Recently, I’ve been puzzling through what COVID means for the specific logistics of gyms, in-person training, and therefore the ongoing Composite beta test. How, exactly, is a busy gym supposed to operate under the constraints of social distancing? Sure, you can rope off every other cardio machine, but how do you handle barbells and dumbbells and kettlebells and everything else? Mark out 10’x10′ individual zones with tape on the floor? If so, where do trainers go? And how do you deal with the vastly reduced total occupancy that entails? Pre-COVID, at peak times, attendance was probably two to threefold greater than social distanced layouts would allow. So even if you strictly enforce capacity limits by allowing members to sign up for slots, you’ll still wildly piss off the 50-65% of them who are paying for monthly memberships but being told they can’t actually use the gym. And all of that doesn’t begin to account for the likely far greater droplet ‘blast radius’ when people are huffing and puffing mid-workout; based on research I’ve seen, there’s good reason to believe six feet of separation may not be nearly enough.
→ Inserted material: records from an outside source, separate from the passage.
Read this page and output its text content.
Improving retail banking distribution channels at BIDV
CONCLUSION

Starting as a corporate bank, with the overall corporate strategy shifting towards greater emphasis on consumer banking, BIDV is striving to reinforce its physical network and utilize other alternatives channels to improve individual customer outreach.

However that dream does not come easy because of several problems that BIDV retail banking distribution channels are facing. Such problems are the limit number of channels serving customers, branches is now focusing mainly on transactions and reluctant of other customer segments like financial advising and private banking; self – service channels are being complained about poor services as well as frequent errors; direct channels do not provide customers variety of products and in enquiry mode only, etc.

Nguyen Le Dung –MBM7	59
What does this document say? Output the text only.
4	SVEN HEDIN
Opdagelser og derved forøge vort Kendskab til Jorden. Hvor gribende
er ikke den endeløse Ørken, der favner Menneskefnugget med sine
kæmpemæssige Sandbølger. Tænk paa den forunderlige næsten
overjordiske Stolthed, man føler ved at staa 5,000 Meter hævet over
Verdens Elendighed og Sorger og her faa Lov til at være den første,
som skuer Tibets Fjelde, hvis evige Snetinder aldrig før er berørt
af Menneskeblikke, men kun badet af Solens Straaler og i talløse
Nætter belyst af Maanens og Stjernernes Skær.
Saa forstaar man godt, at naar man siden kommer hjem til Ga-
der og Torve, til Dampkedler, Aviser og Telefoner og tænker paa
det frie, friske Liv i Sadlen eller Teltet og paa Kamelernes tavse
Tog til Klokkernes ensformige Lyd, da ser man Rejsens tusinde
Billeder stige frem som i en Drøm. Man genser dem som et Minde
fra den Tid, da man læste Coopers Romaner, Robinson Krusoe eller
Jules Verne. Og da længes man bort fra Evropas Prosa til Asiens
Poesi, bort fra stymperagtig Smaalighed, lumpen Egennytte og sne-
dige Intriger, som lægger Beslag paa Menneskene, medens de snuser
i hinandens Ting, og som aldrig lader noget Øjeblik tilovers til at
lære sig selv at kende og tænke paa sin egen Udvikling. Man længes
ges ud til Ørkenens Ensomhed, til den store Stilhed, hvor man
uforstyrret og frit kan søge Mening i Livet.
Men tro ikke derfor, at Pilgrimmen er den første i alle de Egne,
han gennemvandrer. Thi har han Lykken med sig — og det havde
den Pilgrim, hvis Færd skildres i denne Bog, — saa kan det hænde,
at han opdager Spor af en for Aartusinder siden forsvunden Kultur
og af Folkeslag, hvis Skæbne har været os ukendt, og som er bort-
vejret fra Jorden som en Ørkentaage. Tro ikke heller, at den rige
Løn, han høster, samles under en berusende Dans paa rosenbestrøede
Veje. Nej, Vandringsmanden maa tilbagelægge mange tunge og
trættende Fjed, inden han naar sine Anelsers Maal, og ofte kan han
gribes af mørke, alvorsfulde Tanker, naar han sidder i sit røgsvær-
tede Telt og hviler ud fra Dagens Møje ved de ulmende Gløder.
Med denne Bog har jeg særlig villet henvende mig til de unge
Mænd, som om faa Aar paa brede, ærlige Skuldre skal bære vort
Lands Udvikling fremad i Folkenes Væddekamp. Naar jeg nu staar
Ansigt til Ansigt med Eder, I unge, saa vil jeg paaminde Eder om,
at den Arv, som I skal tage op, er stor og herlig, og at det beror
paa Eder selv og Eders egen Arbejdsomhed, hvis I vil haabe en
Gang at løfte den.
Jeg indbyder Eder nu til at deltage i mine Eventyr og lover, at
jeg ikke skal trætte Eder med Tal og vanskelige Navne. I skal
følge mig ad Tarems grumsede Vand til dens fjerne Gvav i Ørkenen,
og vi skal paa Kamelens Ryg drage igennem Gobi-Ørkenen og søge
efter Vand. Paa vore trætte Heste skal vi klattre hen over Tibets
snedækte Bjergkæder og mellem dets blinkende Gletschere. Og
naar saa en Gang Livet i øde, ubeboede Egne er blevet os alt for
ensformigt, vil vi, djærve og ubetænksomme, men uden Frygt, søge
During odd moments of the day, I’ve therefore been running napkin numbers in my head for what an extremely scaled back version of things might look like. What if my ‘gym’ was a small 500 sqft space, where I just trained one person at a time? Would people be more likely to return to something like that? And, even if so, how quickly could I get things set up and outfitted? In Midtown Manhattan, for example, it would be tough to run even a tiny boutique without showers and similar amenities.
So, lots to puzzle through. Though all of it still rather abstract. At this point, I have no idea what, exactly, comes next – the timing, the regulations, the attitudes of my fellow New Yorkers. I’ll be doing my best to keep pushing forward day by day, to lay groundwork as effectively as I can. But, in the end, I suspect I won’t have much choice but to wait for it all to actually play out.